11 Mar 2012

Understanding Google Crawling & Indexing

Pierre Far (Webmaster Trends Analyst at Google) spoke on "Understanding Google Crawling & Indexing" at Think Visibility SEO conference at Alea Casino (Leeds) on 3rd March 2012.

I have tried to sum up the points he touched in his presentation (collected from various Blogs and tweets). Plus, I have added my own interpretation.

Google gets URLs by crawling, links, site maps and the add URL feature.

There are always more URLs than Google can fetch, so they try to get as many as possible without destroying your website. To do this they use a relaxed crawl rate.

Google increase the URL crawl rate slowly and see if response time goes up. If your site can’t handle the crawler they will not crawl much of your site.

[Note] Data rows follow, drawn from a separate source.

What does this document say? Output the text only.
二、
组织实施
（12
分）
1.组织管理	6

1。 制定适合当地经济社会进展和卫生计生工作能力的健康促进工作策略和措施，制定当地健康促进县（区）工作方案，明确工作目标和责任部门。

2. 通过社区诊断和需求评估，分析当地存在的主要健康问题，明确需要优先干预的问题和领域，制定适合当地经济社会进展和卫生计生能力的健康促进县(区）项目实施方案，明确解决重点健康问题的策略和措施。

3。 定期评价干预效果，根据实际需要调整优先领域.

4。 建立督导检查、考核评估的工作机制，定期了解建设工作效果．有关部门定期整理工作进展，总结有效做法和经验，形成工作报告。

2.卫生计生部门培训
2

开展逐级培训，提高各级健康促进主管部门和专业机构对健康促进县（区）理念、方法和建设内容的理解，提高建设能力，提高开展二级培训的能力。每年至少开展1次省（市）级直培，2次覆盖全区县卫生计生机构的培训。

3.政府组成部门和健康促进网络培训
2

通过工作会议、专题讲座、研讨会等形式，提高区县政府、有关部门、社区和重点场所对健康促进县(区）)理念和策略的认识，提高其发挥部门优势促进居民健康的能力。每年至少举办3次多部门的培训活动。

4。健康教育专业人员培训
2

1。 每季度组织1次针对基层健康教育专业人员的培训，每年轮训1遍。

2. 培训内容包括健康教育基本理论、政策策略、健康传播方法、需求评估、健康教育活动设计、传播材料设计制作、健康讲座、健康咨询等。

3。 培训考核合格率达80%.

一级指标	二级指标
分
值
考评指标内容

Google checks Robots.txt only about once per day to help keep the load off your server? Having a +1 button on your site can override robots.txt? Both these points are interesting to me.

Google sets a conservative crawl rate per server. So too many domains or URLs will reduce crawl rate per URL. If you use shared hosting, then this could easily be problematic for you. If you do not know how many other websites are on the same IP-Address as you, then you may be surprised. You can easily check this by putting your domain or IP-Address into Majestic’s neighborhood checker to see how many other websites are hosted on the same IP-Address. If one shared site on the same IP has large number of URL and it is not yours,  then you could be losing crawl opportunities, just because there’s a big site that isn’t connected to you in any way on the same IP. You can’t really go complaining to Google about this. You bought the cheap hosting, and this is one of the sacrifices you made.

Google crawl more pages than those in your sitemap but it does help them decide which pages are more popular.

If a CMS has huge duplication, Google then knows, and this is how it notifies you of duplicates on GWMT. This is interesting because it is more efficient to realize a site has duplicate URLs at this point than after Google has had to analyze all the data and deduplicae on your behalf. Google then picks URLs in a chosen order. One important to choose one page in comparision to other is Change Rate of page content.

Googlebot can be blocked from accessing your server, so you need to make sure your hosts have no issues or they will think your site is down. Biggest and smallest ISPs can block Googlebot at the ISP level. Because ISPs need to protect their bandwidth, the fact that you want Google to visit your site does not necessarily mean it will be so. Firewalls at the ISP may block bots even before they see your home page. They may (more likely) start throttling bits. So if your pages are taking a long time to get indexed, this may be a factor.

Strong recommendation – set up email notifications in Web Master Tool. Setup email forwarding on webmaster tools as a priority – this is very important so you don’t miss any error messages.

Make sure your 404 page delivers a 404 status – or it will get indexed which happens a lot. Soft error pages create an issue and so Google tries hard to detect those. If they can’t, they end up crawling the soft error as a crawl slot (at the expense of another URL crawl, maybe). So if you don’t know what a soft error is, it is when an error page returns a 200 response instead of a 404 response. You can use Firefox add-on Live http header to check this.

Google has to pick the best URL and title for your content. They can change it to better match the query. They then generate a snippet and site links. Changing them improves the CTR. It’s as if you are writing a different title for each query.

If server spikes with 500 errors, Googlebot backs off. Also, firewalls etc can block the bot. This can after a few days, create a state in Google, that says the site is dead. If Googlebot gets 503 error on robots.txt they stop crawling. Be careful, if only some part of your site is offline, do not to serve a 503 on robots.txt.

Googlebot is getting better and better at seeing JavaScript / ajax driven sites and pages.

For displaying result, Google needs to:
Pick a URL
Pick Title: Usually Title Tag, sometimes changes tag based on user query. This is win win for everyone.
Generate Snippet: Will create stuff on page, but strongly recommends using Rich Snippets.
Generates Site-links: depends on query and result as to whether this appears. If you see a bad site-link issue (wrong link) check for canonicalisation issue.

Pierre pointed out that all this is in the Google Webmaster Documentation - http://support.google.com/webmasters/?hl=en

1 comment:

  1. Great information about Google indexing and crawling. Everybody should know the difference between them.